Le Decolonial Film Festival est une plateforme culturelle qui diffuse des films sur l’histoire de la colonisation, des systèmes de pouvoir, et des mouvements de résistance. La programmation du festival en mai est composée d’un comité de plus d’une quinzaine d’organisations antiracistes, diasporiques, féministes et queer, qui sélectionnent et présentent des films en échange avec le public.
L’objectif est de rendre les notions décoloniales accessibles en dehors des niches académiques et militantes par le biais du cinéma. À travers la projection de films et l’organisation de ciné-débats, le festival a pour vocation d’inspirer l’action collective et l’engagement solidaire en fédérant différentes communautés. Afin de maintenir une autonomie politique, le DFF fonctionne indépendamment de subventions de l’État, et fait donc appel à la solidarité du public pour soutenir son projet culturel.
Date
- Jeudi 23 avril 2026Audito
Pour permettre la mise en œuvre de la troisième édition du Decolonial Film Festival en région parisienne du 11 au 24 mai 2026, la Gaîté lyrique ouvre ses portes pour accueillir une soirée de soutien et lever des fonds pour financer l’édition à venir !
Projection des courts-métrages :
Arthur Balfour & me (11’) de Charlotte Cornic et Fatima Helow
Voyage intimiste dans le temps, ce court-métrage fait le lien entre les actions de l’ancien ministre des Affaires étrangères du Royaume-Uni, Arthur J. Balfour, qui signa en 1917 la « Déclaration Balfour » pour officialiser le soutien britannique à la création d’un foyer national juif en Palestine, et leurs répercussions sur la vie de Fatima, une jeune Palestinienne née en 1971 dans un camp de réfugiés au Liban et aujourd’hui demandeuse d’asile à Glasgow.
Mawtini (24’) de Marianne Barakat
Marianne rencontre Julia à Paris en Novembre 2023. Julia a sept ans, une maman palestinienne, et filme son quotidien au caméscope. Ses images se mélangent alors à celle de Marianne, pour raconter l’histoire d’une enfance qui tente de rester insouciante sous le poids d’une violence vécue à distance.
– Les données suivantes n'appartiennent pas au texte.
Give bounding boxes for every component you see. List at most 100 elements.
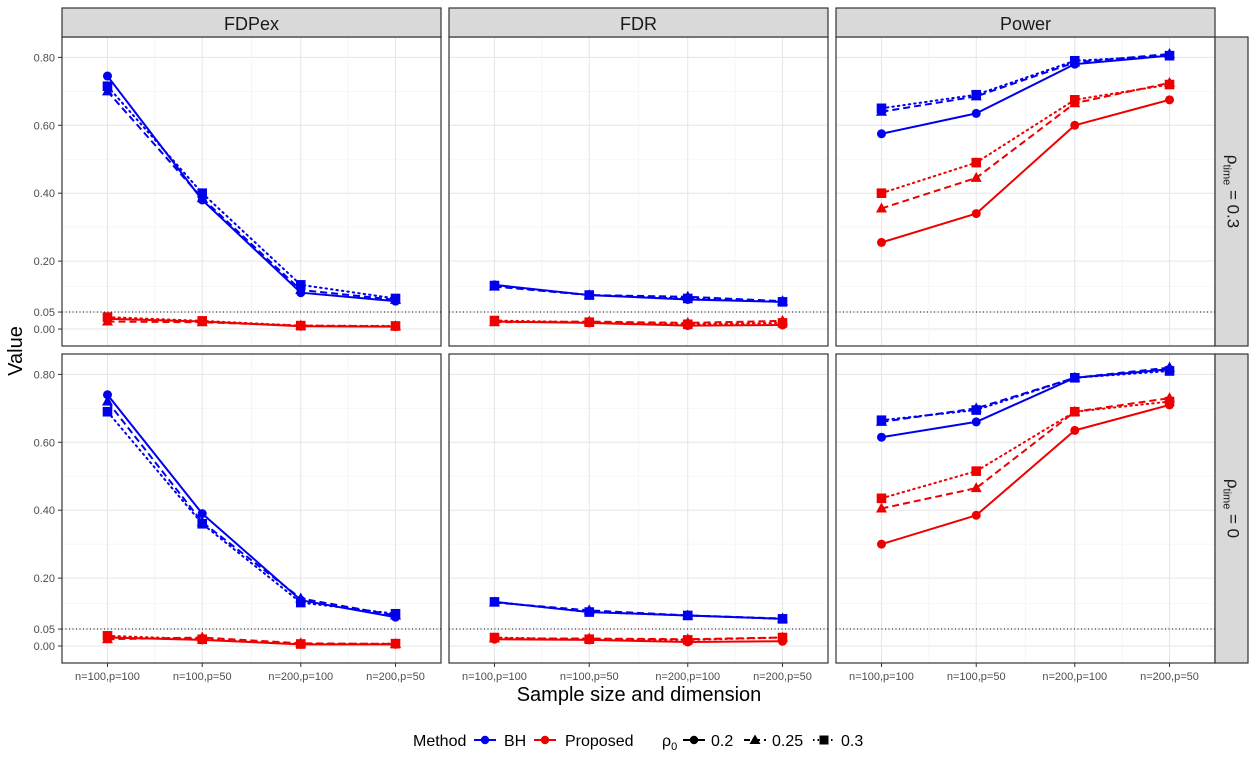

Notre mémoire (12’) de Johanna Makabi
Mbissine Thérèse Diop a joué le rôle principal dans le premier long métrage d’Ousmane Sembène, La Noire de..., sorti en 1966. Aujourd’hui, elle revient sur son expérience d’actrice noire dans les années 1960.
Mille soleils (45’) de Mati Diop
En 1972, Djibril Diop Mambety tourne Touki Bouki. Quarante ans plus tard, Mille soleils enquête sur l'héritage personnel et universel que représente Touki Bouki. Que s'est-il passé depuis ? Magaye Niang, le héros du film, n'a jamais quitté Dakar. Et aujourd'hui, le vieux cowboy se demande où est passée Anta, son amour de jeunesse. Histoires de famille, d'exil et de cinéma se croisent entre la sphère de l'intime et celle du mythe.
Concert de Thérèse avec Radio Campus & DJ Set Élisa b2b Thémis
Thérèse
Musicienne, D.A / styliste, modèle et conférencière engagée, Thérèse tatoue dans le réel son conte des mille et une vies. À l’image de son atypique parcours, son projet artistique est libre, métissé, populaire et exigeant. Entrez dans un voyage existentiel, fluide et hybride mêlant pop / hip-hop / électro en anglais, français et mandarin. Un univers plein d’ironie, mais teinté de beaucoup de douceur, de sagesse et de spiritualité.
Élisa
Martiniquaise, Élisa allie pratique musicale et culture émancipatrice. Le péyi comme boussole, elle profite de ces moments de partage pour mettre en valeur la richesse de la Caraïbe. Aussi bien Bad gyal que passionnée de rap, ses sets se transforment toujours en un gros sound systèm caribéen ou tout le monde finit par back it up.